The Collective Unconscious in the Age of Neuroscience:
Severe Mental Illness and Jung in the 21st Century
March 19 @ 10:00 am – 3:00 pm
In-Person + Zoom:
Prepaid Cost: $60.00 – $80.00
Presented by Hallie Durchslag, Ph.D.
Is all psychosis the same? Depth psychology treats it as such, yet medical models of severe mental illness say different. While medication can be a dirty word in Jungian circles, some disorders cannot be treated without it. Is there common ground? Can Jung’s bedrock notion of a collective unconscious coexist within scientific advances that have occurred since his death? The answer is a resounding yes. This workshop will explore the remarkable prescience of Jung’s work, how medical models actually advance his theory, and the challenges and opportunities for analytical psychology moving forward.

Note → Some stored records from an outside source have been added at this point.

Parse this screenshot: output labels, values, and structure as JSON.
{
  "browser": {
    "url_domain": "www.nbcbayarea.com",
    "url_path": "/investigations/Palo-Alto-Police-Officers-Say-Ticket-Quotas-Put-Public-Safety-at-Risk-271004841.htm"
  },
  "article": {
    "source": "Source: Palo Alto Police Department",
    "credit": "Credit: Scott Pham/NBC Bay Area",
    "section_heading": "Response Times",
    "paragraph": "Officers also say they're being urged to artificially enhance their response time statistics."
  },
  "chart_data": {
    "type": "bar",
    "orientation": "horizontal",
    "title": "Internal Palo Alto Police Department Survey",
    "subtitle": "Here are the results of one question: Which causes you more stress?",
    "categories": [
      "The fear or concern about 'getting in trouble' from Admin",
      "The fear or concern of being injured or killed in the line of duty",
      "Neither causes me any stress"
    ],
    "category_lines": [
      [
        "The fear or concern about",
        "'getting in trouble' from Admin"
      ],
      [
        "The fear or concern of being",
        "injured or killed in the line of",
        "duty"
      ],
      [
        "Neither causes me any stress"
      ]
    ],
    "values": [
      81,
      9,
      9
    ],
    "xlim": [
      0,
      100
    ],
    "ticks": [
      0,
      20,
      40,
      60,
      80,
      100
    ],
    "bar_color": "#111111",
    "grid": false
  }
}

Join us for a personal journey of enchantment, then disillusionment, with Jungian practice through the presenter’s own struggle with bipolar I disorder and psychosis. The research Dr. Durchslag will share was born out of the lived conundrum of reconciling medical and depth psychological models of treatment. In the end, her journey led to a renewed and deeper connection to Carl Jung’s body of work.
This workshop will allow participants to view these questions through an analysis of 4 autobiographical narratives, including the presenter’s, which highlight the consistency of connection to numinous and transpersonal collective material. A brief overview of medications used in the treatment of severe mental illness will offer a vision of how this transcendent material appears to manifest at a physiological level, and shed light on Jung’s later exploration of synchronicity and the ultimate unity between psyche and matter.
Learning objectives:
- Define severe mental illness from the perspective of both medical and depth psychological models.
- Use case material to highlight challenges for depth psychology in regard to bipolar I disorder and schizophrenia.
- Build familiarity with the divergent paths of classical and developmental post-Jungian theory and practice.
- Build a global understanding of current medications for the treatment of severe mental illness.
- Utilize case material to highlight how severe mental illness aligns with basic tenets of analytical psychology.
- Identify and explore how individuation and notions of Self coincide/diverge in psychotic disorders.
- Build dialogue related to human physiology and a collective psyche.
Hallie Beth Durchslag, Ph.D., is a Jungian-oriented psychodynamic psychotherapist who has presented both in the United States and abroad on severe mental illnesses and their connection to Jung’s theory of a transpersonal collective unconscious. She is based in Ohio, USA, where she teaches, writes, and maintains a private practice.